- Born: October 16, 1951 (age 74) Soviet Union
- Citizenship: Russian
- Education: Moscow State University
- Known for: Mikheyev–Smirnov–Wolfenstein effect
- Awards: Bruno Pontecorvo Prize (2005) Sakurai Prize (2008) Albert Einstein Medal (2016)
- Scientific career
- Fields: Physicist
- Workplaces: INR RAS, ICTP, Max Planck Institute for Nuclear Physics
- Doctoral students: Francesco Vissani, Cecilia Lunardini

= Alexei Smirnov (physicist) =

Russian physicist (born 1951)

Alexei Yuryevich Smirnov (Алексе́й Ю́рьевич Cмирно́в; born October 16, 1951) is a neutrino physics researcher and one of the discoverers of the MSW Effect.

==Education==
Smirnov graduated from MSU Faculty of Physics of Moscow State University in 1974. In 1977, he began to work at the Institute for Nuclear Research (INR) of the Academy of Sciences of the USSR, where he received his Candidate of Sciences degree in 1979. In 1989, he received a degree of Doctor of Physical and Mathematical sciences. He also taught at the Faculty of Physics of Moscow State University in the period from 1982 to 1990.

Smirnov joined the International Centre for Theoretical Physics (ICTP) in Trieste, Italy in 1992 as a staff-associate while continuing his affiliation with INR (Moscow) as a leading research scientist. He became a staff member with ICTP in 1997 and where he held the position of principal research scientist. Since 2015 he is a permanent scientist and Max-Planck Fellow at the Max-Planck-Institut für Kernphysik (MPIK) in Heidelberg.

==Research and achievements==
The main area of Smirnov's research is neutrino physics and astrophysics. In 1984—1985, following earlier work by Lincoln Wolfenstein, Smirnov, together with Stanislav Mikheyev, uncovered effects of resonance enhancement of neutrino oscillations in matter and the adiabatic conversion in non-uniform media known now as the Mikheyev–Smirnov–Wolfenstein effect (MSW effect). Solutions to the solar neutrino problem based on the MSW effect have been proposed. The effects were also applied to supernova neutrinos and neutrinos of various origins propagating in the Earth.
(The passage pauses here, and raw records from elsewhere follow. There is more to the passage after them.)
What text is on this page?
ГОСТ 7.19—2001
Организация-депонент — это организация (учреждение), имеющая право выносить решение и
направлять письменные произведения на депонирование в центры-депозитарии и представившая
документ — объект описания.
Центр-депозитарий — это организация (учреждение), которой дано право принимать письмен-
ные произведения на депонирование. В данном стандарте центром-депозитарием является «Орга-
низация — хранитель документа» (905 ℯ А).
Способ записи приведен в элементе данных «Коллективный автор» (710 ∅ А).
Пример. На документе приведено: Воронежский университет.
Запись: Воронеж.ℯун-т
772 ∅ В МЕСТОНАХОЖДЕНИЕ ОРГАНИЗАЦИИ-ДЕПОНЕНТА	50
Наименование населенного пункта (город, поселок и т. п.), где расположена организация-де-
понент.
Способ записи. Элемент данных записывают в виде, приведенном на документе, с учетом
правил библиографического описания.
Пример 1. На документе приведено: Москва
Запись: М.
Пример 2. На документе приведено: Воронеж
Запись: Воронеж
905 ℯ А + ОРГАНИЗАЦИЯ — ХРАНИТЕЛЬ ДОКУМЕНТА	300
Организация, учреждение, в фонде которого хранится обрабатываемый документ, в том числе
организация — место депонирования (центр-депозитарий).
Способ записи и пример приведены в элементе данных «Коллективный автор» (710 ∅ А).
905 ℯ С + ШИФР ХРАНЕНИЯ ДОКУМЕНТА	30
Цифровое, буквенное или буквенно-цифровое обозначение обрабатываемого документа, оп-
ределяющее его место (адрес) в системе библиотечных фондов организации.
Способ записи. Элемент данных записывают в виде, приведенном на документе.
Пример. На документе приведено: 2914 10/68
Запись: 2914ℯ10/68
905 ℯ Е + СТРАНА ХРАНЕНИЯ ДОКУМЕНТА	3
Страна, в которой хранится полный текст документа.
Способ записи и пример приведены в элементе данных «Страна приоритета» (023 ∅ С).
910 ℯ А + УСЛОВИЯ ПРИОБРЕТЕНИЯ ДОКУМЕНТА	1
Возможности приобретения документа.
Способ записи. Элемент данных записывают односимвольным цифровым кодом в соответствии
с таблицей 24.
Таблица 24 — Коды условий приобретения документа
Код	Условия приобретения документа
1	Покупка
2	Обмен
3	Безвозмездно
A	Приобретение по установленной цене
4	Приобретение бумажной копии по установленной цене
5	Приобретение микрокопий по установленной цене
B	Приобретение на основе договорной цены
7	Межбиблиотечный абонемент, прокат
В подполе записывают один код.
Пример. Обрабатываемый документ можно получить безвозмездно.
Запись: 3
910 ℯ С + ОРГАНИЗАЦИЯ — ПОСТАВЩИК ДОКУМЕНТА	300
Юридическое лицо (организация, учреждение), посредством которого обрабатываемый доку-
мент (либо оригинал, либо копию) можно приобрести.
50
In the following years Smirnov and his colleagues developed a number of aspects of theory and phenomenology of neutrino conversion in various media. Currently Smirnov is working on implications of the obtained neutrino results for fundamental physics (quark-lepton complementarity, unification, etc.) as well as on future programs of studies in neutrino physics.

Smirnov is a co-recipient of the 2005 Bruno Pontecorvo Prize "for his prediction and study of the influence of matter on neutrino oscillations". For his lifetime achievements in physics Smirnov was named Humboldt Research Fellow. This is one of the Germany's most prestigious awards in science which enables outstanding scientists and scholars from abroad to spend up to six months at the Humboldt Institute to carry out research on projects of their own choosing. Alexei Smirnov and Stanislav Mikheyev were awarded the 2008 Sakurai Prize "for pioneering and influential work on the enhancement of neutrino oscillations in matter, which is essential to a quantitative understanding of the solar neutrino flux".

Smirnov is an editor of the Journal of High Energy Physics and Journal of Cosmology and Astroparticle Physics and a divisional associate editor for Physical Review Letters. He is also member of the advisory board of the journal Universe. His awards and honors also include the Biedenharn endowed chair in physics (University of Texas, Austin, 2002), the award of the Japanese Society for promotion of science (2004), an Alexander von Humboldt Foundation research award (2004), and the Erwin Schrödinger guest professorship (Vienna, 2007), as well as the 2016 Albert Einstein Medal.